Telegram, particularly influential in Russia, Ukraine and the republics of the former Soviet Union, is ranked as one of the major social media platforms after Facebook (NASDAQ:META), YouTube, WhatsApp, Instagram, TikTok and Wechat. It aims to hit one billion users in the next year.
Based in Dubai, Telegram was founded by Russian-born Durov. He left Russia in 2014 after refusing to comply with government demands to shut down opposition communities on his VK social media platform, which he sold.
Durov was travelling aboard his private jet, TF1 said on its website, adding he had been targeted by an arrest warrant in France as part of a preliminary police investigation.
TF1 and BFM both said the investigation was focused on a lack of moderators on Telegram, and that police considered that this situation allowed criminal activity to go on undeterred on the messaging app.
Telegram did not immediately respond to a Reuters request for comment. The French Interior Ministry and police had no comment.
After Russia launched its invasion of Ukraine in 2022, Telegram has become the main source of unfiltered – and sometimes graphic and misleading – content from both sides about the war and the politics surrounding the conflict.
The app has become preferred means of communications for Ukraine’s President Volodymyr Zelenskiy and his officials. The Kremlin and the Russian government also use it to disseminate their news.

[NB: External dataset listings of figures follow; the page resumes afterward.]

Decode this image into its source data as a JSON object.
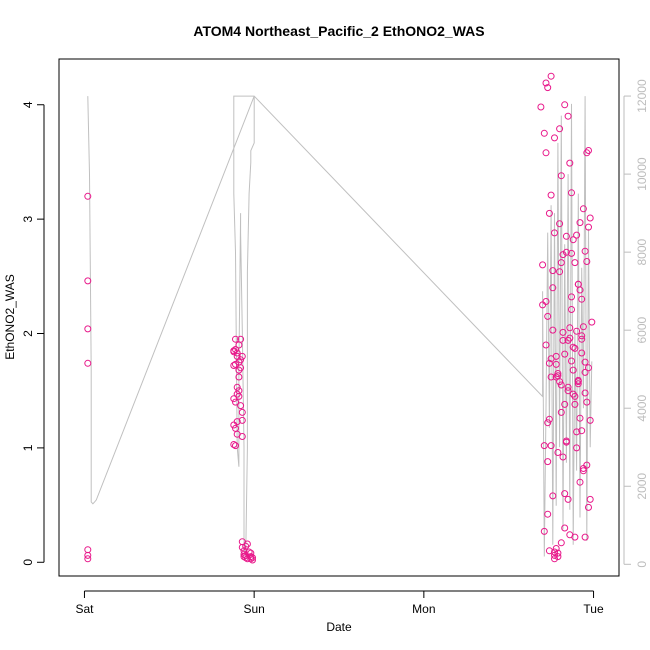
{
  "chart_data": {
    "type": "scatter",
    "title": "ATOM4 Northeast_Pacific_2 EthONO2_WAS",
    "xlabel": "Date",
    "ylabel": "EthONO2_WAS",
    "x_ticks": [
      {
        "value": 0,
        "label": "Sat"
      },
      {
        "value": 1,
        "label": "Sun"
      },
      {
        "value": 2,
        "label": "Mon"
      },
      {
        "value": 3,
        "label": "Tue"
      }
    ],
    "xlim": [
      -0.15,
      3.15
    ],
    "ylim": [
      -0.12,
      4.4
    ],
    "y_ticks": [
      0,
      1,
      2,
      3,
      4
    ],
    "y2_ticks": [
      0,
      2000,
      4000,
      6000,
      8000,
      10000,
      12000
    ],
    "y2lim": [
      -300,
      12950
    ],
    "grid": false,
    "colors": {
      "points": "#e8198b",
      "line": "#c0c0c0",
      "axis": "#000000",
      "right_axis": "#bdbdbd"
    },
    "series": [
      {
        "type": "scatter",
        "x": [
          0.02,
          0.02,
          0.02,
          0.02,
          0.02,
          0.02,
          0.02,
          0.88,
          0.88,
          0.88,
          0.88,
          0.88,
          0.88,
          0.89,
          0.89,
          0.89,
          0.89,
          0.89,
          0.89,
          0.9,
          0.9,
          0.9,
          0.9,
          0.9,
          0.9,
          0.91,
          0.91,
          0.91,
          0.91,
          0.91,
          0.91,
          0.92,
          0.92,
          0.92,
          0.92,
          0.93,
          0.93,
          0.93,
          0.93,
          0.93,
          0.93,
          0.94,
          0.94,
          0.94,
          0.95,
          0.95,
          0.95,
          0.96,
          0.96,
          0.97,
          0.98,
          0.98,
          0.98,
          0.99,
          0.99,
          2.69,
          2.7,
          2.7,
          2.71,
          2.71,
          2.72,
          2.72,
          2.73,
          2.73,
          2.74,
          2.74,
          2.75,
          2.75,
          2.76,
          2.76,
          2.77,
          2.77,
          2.78,
          2.78,
          2.79,
          2.79,
          2.8,
          2.8,
          2.81,
          2.81,
          2.82,
          2.82,
          2.83,
          2.83,
          2.84,
          2.84,
          2.85,
          2.85,
          2.86,
          2.86,
          2.87,
          2.87,
          2.88,
          2.88,
          2.89,
          2.89,
          2.9,
          2.9,
          2.91,
          2.91,
          2.92,
          2.92,
          2.93,
          2.93,
          2.94,
          2.94,
          2.95,
          2.95,
          2.96,
          2.96,
          2.97,
          2.97,
          2.98,
          2.98,
          2.99,
          2.72,
          2.73,
          2.74,
          2.75,
          2.76,
          2.77,
          2.78,
          2.79,
          2.8,
          2.81,
          2.82,
          2.83,
          2.84,
          2.85,
          2.86,
          2.87,
          2.88,
          2.89,
          2.9,
          2.91,
          2.92,
          2.93,
          2.94,
          2.95,
          2.96,
          2.97,
          2.98,
          2.71,
          2.73,
          2.75,
          2.77,
          2.79,
          2.81,
          2.83,
          2.85,
          2.87,
          2.89,
          2.91,
          2.93,
          2.95,
          2.97,
          2.72,
          2.74,
          2.76,
          2.78,
          2.8,
          2.82,
          2.84,
          2.86,
          2.88,
          2.9,
          2.92,
          2.94,
          2.96,
          2.73,
          2.75,
          2.77,
          2.79,
          2.81,
          2.83,
          2.85,
          2.87,
          2.89,
          2.91,
          2.93,
          2.95
        ],
        "y": [
          3.2,
          2.46,
          2.04,
          1.74,
          0.11,
          0.06,
          0.03,
          1.85,
          1.72,
          1.43,
          1.2,
          1.03,
          1.84,
          1.4,
          1.17,
          1.73,
          1.95,
          1.86,
          1.02,
          1.47,
          1.23,
          1.8,
          1.53,
          1.12,
          1.83,
          1.5,
          1.75,
          1.62,
          1.9,
          1.68,
          1.45,
          1.95,
          1.77,
          1.37,
          1.7,
          1.31,
          1.24,
          0.18,
          0.13,
          1.8,
          1.1,
          0.1,
          0.07,
          0.05,
          0.04,
          0.14,
          0.06,
          0.03,
          0.16,
          0.09,
          0.05,
          0.03,
          0.08,
          0.04,
          0.02,
          3.98,
          2.6,
          2.25,
          0.27,
          1.02,
          3.58,
          2.28,
          0.42,
          4.15,
          1.74,
          0.1,
          3.21,
          4.25,
          0.58,
          2.03,
          0.03,
          3.71,
          0.12,
          1.62,
          0.05,
          0.08,
          3.79,
          2.96,
          0.17,
          3.38,
          0.92,
          2.01,
          4.0,
          0.3,
          2.71,
          1.06,
          3.9,
          1.53,
          0.24,
          1.96,
          2.32,
          3.23,
          1.47,
          1.88,
          0.22,
          1.38,
          1.14,
          2.86,
          2.43,
          1.59,
          0.7,
          2.97,
          1.95,
          2.3,
          0.8,
          3.09,
          2.72,
          1.48,
          0.85,
          2.63,
          1.7,
          0.48,
          3.01,
          1.24,
          2.1,
          4.19,
          0.88,
          3.05,
          1.62,
          2.4,
          0.06,
          1.8,
          0.96,
          2.54,
          1.31,
          1.94,
          0.6,
          2.85,
          1.5,
          3.49,
          2.21,
          1.68,
          2.62,
          1.0,
          1.58,
          2.38,
          1.15,
          0.82,
          1.75,
          1.4,
          2.93,
          0.55,
          3.75,
          2.15,
          1.02,
          2.88,
          1.63,
          2.62,
          1.82,
          0.55,
          2.7,
          1.45,
          2.43,
          1.98,
          0.22,
          3.6,
          1.9,
          1.25,
          2.55,
          1.73,
          1.58,
          2.69,
          1.05,
          2.05,
          2.82,
          2.02,
          1.26,
          2.06,
          3.58,
          1.22,
          1.78,
          0.09,
          1.65,
          1.55,
          1.38,
          1.94,
          1.76,
          1.87,
          1.56,
          1.83,
          1.66
        ]
      },
      {
        "type": "line",
        "axis": "right",
        "x": [
          0.02,
          0.02,
          0.03,
          0.04,
          0.04,
          0.05,
          0.06,
          0.07,
          1.0,
          1.0,
          0.98,
          0.98,
          0.97,
          0.96,
          0.96,
          0.95,
          0.94,
          0.94,
          0.93,
          0.92,
          0.92,
          0.91,
          0.91,
          0.9,
          0.89,
          0.88,
          0.88,
          0.88,
          0.89,
          0.9,
          0.91,
          0.92,
          0.93,
          0.94,
          0.95,
          0.96,
          0.97,
          0.98,
          0.99,
          1.0,
          2.7,
          2.7,
          2.71,
          2.72,
          2.73,
          2.74,
          2.75,
          2.76,
          2.77,
          2.78,
          2.79,
          2.8,
          2.81,
          2.82,
          2.83,
          2.84,
          2.85,
          2.86,
          2.87,
          2.88,
          2.89,
          2.9,
          2.91,
          2.92,
          2.93,
          2.94,
          2.95,
          2.96,
          2.97,
          2.98,
          2.99
        ],
        "y": [
          12000,
          12000,
          10000,
          5000,
          1600,
          1550,
          1600,
          1650,
          12000,
          10800,
          10600,
          10300,
          9500,
          7500,
          3000,
          200,
          500,
          3000,
          6000,
          8500,
          9000,
          5000,
          2500,
          3000,
          8000,
          9500,
          12000,
          12000,
          12000,
          12000,
          12000,
          12000,
          12000,
          12000,
          12000,
          12000,
          12000,
          12000,
          12000,
          12000,
          4300,
          7000,
          200,
          4000,
          8500,
          3500,
          9200,
          500,
          9000,
          1500,
          10800,
          3000,
          11500,
          900,
          8200,
          2600,
          10000,
          1400,
          11800,
          500,
          6000,
          2400,
          9500,
          1200,
          7600,
          4000,
          12000,
          600,
          8600,
          3000,
          5200
        ]
      }
    ]
  }
}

It has also become one of the few places where Russians can access news about the war.
TF1 said Durov had been travelling from Azerbaijan and was arrested at around 20:00 (18:00 GMT).
Durov, whose fortune was estimated by Forbes at $15.5 billion, said some governments had sought to pressure him but the app, which has now 900 million active users, should remain a “neutral platform” and not a “player in geopolitics”.
Russia’s embassy in France told the Russian state TASS news agency that it was not contacted by Durov’s team after the reports of the arrest, but it was taking “immediate” steps to clarify the situation.
Russia’s representative to international organisations in Vienna, Mikhail Ulyanov, and several other Russian politicians were quick to accuse France of acting as a dictatorship.
“Some naive persons still don’t understand that if they play more or less visible role in international information space it is not safe for them to visit countries which move towards much more totalitarian societies,” Ulyanov wrote on X.
Several Russian bloggers called for protests at French embassies throughout the world at noon on Sunday.